The department of disinvestment wants to compress the go-to market time to a month. In the world of flash trading, will it work?

Arup Roychoudhury New Delhi
Last Updated : Jan 05 2015 | 10:30 PM IST
Stung by a series of setbacks in the past few years, the Union finance ministry is planning a whole new approach to disinvestment from the next financial year. It starts with a multi-year rolling disinvestment list, instead of a yearly stake-sale road map, and seeks to compress the time taken in regulatory processes to ensure that the bears do not bring down the share prices.

The biggest challenge the department of disinvestment in the finance ministry has faced is that once the disinvestment of any company becomes public knowledge, either after the Cabinet approval or once the request for proposal (RFPs) for merchant bankers is issued, investors sell shares in the hope to restock at lower prices later and book profits in the process. Under the current circumstances, they get three to four months, or even more, to bring down the prices because that is how long it takes the government to select the merchant bankers, conduct roadshows, get regulatory nods, and hit the market.

For example, the share prices of the four biggest public sector undertakings that were on the disinvestment list for 2014-15, Coal India, ONGC, SAIL, and NHPC, were Rs 420, Rs 464, Rs 110, and Rs 28, respectively, in early June, their highest for the year, on the back of the Narendra Modi-inspired bull run. Around that time, the news of these companies being shortlisted for disinvestment became public. By early October, Coal India was down to its one-year low of Rs 334, while SAIL hit its one-year low of Rs 67 in late September. Both ONGC and NHPC hit their one-year lows of Rs 335 and Rs 18, respectively, in mid-December. This even as the broader market and the benchmark BSE Sensex continued the rise. This 20-40 per cent fall had thrown the finance ministry's divestment calculations out of gear. It also runs a political risk: opponents could accuse it of playing into the hands of a bear cartel and selling the family silver cheap.

Quicker and faster
The intention may be fine, but can the go-to-market time be compressed? The department of disinvestment thinks it can be done. As the first step, it will take a blanket approval from the Cabinet, which will include companies whose stake sale may be more than a year away. While yearly targets for disinvestment will be set in the budget as usual, the department of disinvestment will pick and choose from the companies on its rolling list to meet the target, based on market conditions and the ease of regulatory approvals.

Official sources say that the whole process starting from selecting merchant bankers, and ending with a stake sale, can be squeezed to just a month.
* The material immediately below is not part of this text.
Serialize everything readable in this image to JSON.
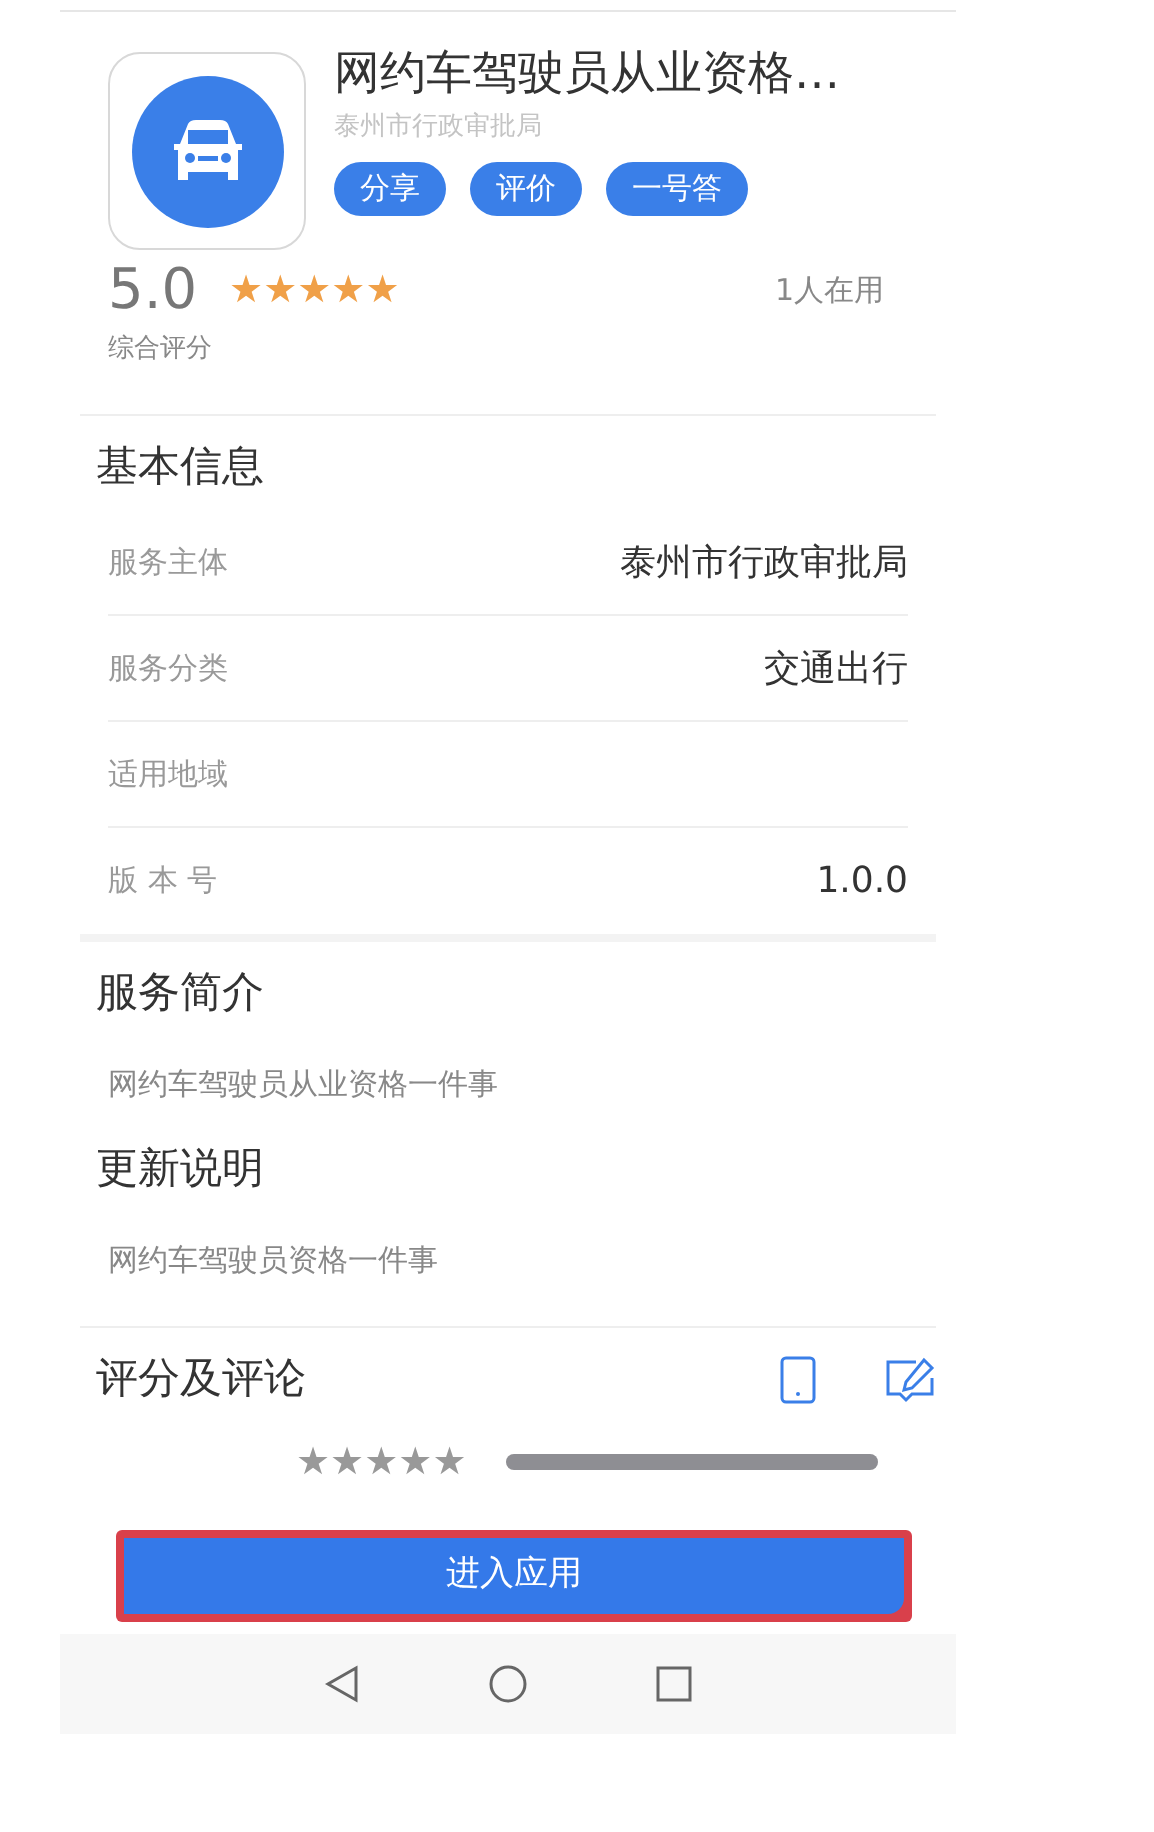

They say that if the government and the company in question provide enough manpower, the roadshows can be completed in just a week. From 2015-16, the department of disinvestment will not announce the target companies' names beforehand and each proposed stake sale would become public only when the department puts up RFPs on its website. Unlike the norm of starting stake sales in the second half of the year, the new plan envisages year-round issues hitting the market.

The aim, according to officials, is to give bears as little time to react as possible. However, in today's world of flash trading when large volumes of shares can be offloaded in a matter of seconds, won't a month give bears enough time to hammer down a stock? If a large institutional investor or a group or retail investors want to drive stock prices down, they can do so in a matter of days and weeks. "While reducing the time taken on regulatory clearances for a stake sale is a good move, if it is being done with the intention of giving bear investors less time to react, then it won't work," says Santanu Syam, executive director of operations at Angel Broking. "The approval process should not be reduced with that objective. It will be a difficult thing to achieve."

Derailed plans
But this problem which threatens to derail disinvestment needs to be resolved. Thanks to the sharp drop in the share prices of public-sector units, the department of disinvestment this year had to delay its stake-sale road map from September to December. So far, only SAIL has been divested and while selling stake in three other big companies, NHPC, Coal India, and ONGC, will be enough for the Centre to meet its disinvestment target for the year, there is still uncertainty on some smaller companies shortlisted for this year, including Rural Electrification Corporation, Power Finance Corporation, and MOIL.

The new rolling list will include almost all PSUs, including those in which the government's stake needs to be brought down to 75 per cent within the next two and a half years, as mandated by the Securities and Exchange Board of India (Sebi) in June 2014. At current prices, the government can rake in close to Rs 60,000 crore if it brings down its stake to 75 per cent in about 20 listed PSUs. Some of the big public sector companies in which the government holds more than 75 per cent include Coal India, Nalco, NHPC, NMDC, ITDC, MMTC and National Fertilizers.

For 2014-15, the government had budgeted to raise about Rs 36,000 crore from stake sale in ten PSUs, at least Rs 15,000 crore from the sale of its residual stake in Hindustan Zinc and Balco (these companies are now a part of Anil Agarwal's Vedanta group), and about Rs 6,500 crore from selling part of the Rs 56,000 crore combined stake it holds in Axis Bank, Larsen & Toubro, and ITC through Specified Undertaking of UTI (SUUTI). The planned residual stake sale in Hindustan Zinc and Balco has been scrapped for this fiscal at least owing to legal complications and the delay in valuations of the stake held by the Centre in the two entities. Also, the planned exchange-traded fund through which the finance ministry was planning to sell the SUUTI entities is also on the back burner for now.

The mid-year economic analysis has stated that tax revenues could fall short by as much as Rs 105,000 crore. The only way Finance Minister Arun Jaitley can meet the strict fiscal deficit target of 4.1 per cent of GDP for the year is by heavily cutting spending and ensuring that disinvestment, spectrum sales and PSU dividend exceed the budgeted targets. With just one quarter left, for disinvestment at least that looks difficult.